A child's calling

Many moons ago, very many, I conducted a writer's workshop with a vibrant missionary group in Little Rock, Arkansas. We worked all through a Friday night to publish their first newsletter. The main article was on the organization's new elementary school. Every time I mentioned writing about the "kids," Sister Cheryl and Company would glower at me and say, "We do not call our children kids! Kids are baby goats. We call our children, children."
They never let me off the hook, not once. They smiled, they laughed, they forgave my intransigence, but they never let me get by with calling their children kids.

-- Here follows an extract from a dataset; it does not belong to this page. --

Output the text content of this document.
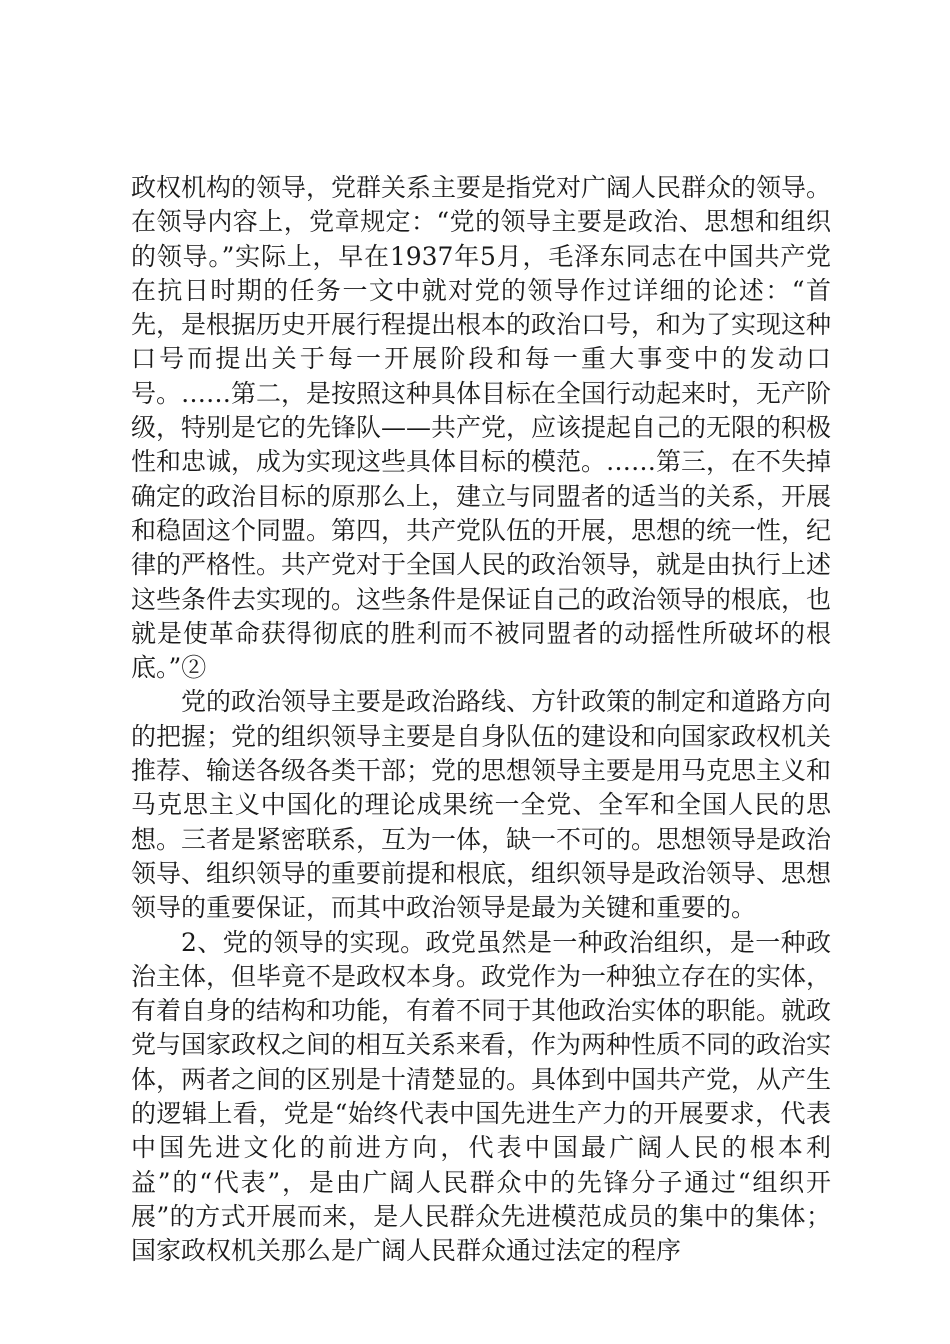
政权机构的领导，党群关系主要是指党对广阔人民群众的领导。在领导内容上，党章规定：“党的领导主要是政治、思想和组织的领导。”实际上，早在1937年5月，毛泽东同志在中国共产党在抗日时期的任务一文中就对党的领导作过详细的论述：“首先，是根据历史开展行程提出根本的政治口号，和为了实现这种口号而提出关于每一开展阶段和每一重大事变中的发动口号。……第二，是按照这种具体目标在全国行动起来时，无产阶级，特别是它的先锋队——共产党，应该提起自己的无限的积极性和忠诚，成为实现这些具体目标的模范。……第三，在不失掉确定的政治目标的原那么上，建立与同盟者的适当的关系，开展和稳固这个同盟。第四，共产党队伍的开展，思想的统一性，纪律的严格性。共产党对于全国人民的政治领导，就是由执行上述这些条件去实现的。这些条件是保证自己的政治领导的根底，也就是使革命获得彻底的胜利而不被同盟者的动摇性所破坏的根底。”②

党的政治领导主要是政治路线、方针政策的制定和道路方向的把握；党的组织领导主要是自身队伍的建设和向国家政权机关推荐、输送各级各类干部；党的思想领导主要是用马克思主义和马克思主义中国化的理论成果统一全党、全军和全国人民的思想。三者是紧密联系，互为一体，缺一不可的。思想领导是政治领导、组织领导的重要前提和根底，组织领导是政治领导、思想领导的重要保证，而其中政治领导是最为关键和重要的。

2、党的领导的实现。政党虽然是一种政治组织，是一种政治主体，但毕竟不是政权本身。政党作为一种独立存在的实体，有着自身的结构和功能，有着不同于其他政治实体的职能。就政党与国家政权之间的相互关系来看，作为两种性质不同的政治实体，两者之间的区别是十清楚显的。具体到中国共产党，从产生的逻辑上看，党是“始终代表中国先进生产力的开展要求，代表中国先进文化的前进方向，代表中国最广阔人民的根本利益”的“代表”，是由广阔人民群众中的先锋分子通过“组织开展”的方式开展而来，是人民群众先进模范成员的集中的集体；国家政权机关那么是广阔人民群众通过法定的程序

At the time, I thought it was dear of them. Now, almost 20 years later, I can see that it was visionary. The word, children, is disappearing from the American vocabulary. They're all kids now, even on PBS, the media refuge for children in our contemporary, cluttered clot of cable and network programming. Pick up the kids, feed the kids, take care of the kids. When they're no longer kids but not quite teenagers, they are called tweens. Our language has taken our children from livestock, or something we don't take seriously (You're kidding, right?) to--to a word that isn't, even.

"Kids" was fun, kids was cute, as long as children could still be children, as long as multicolored tennis shoes could be shed, and bare feet curled under tucked covers while mothers and fathers read a bit of Longfellow, Carroll, or Stevenson--with illustrations that encouraged budding minds to unfold into dreaming hours.

"Kids" is not cute anymore. With each quickly passing 21st-century year, our children have fewer and fewer opportunities and less and less time to be children. We can start to change that. Now. With a word.

And bless you, Sister Cheryl, wherever you are.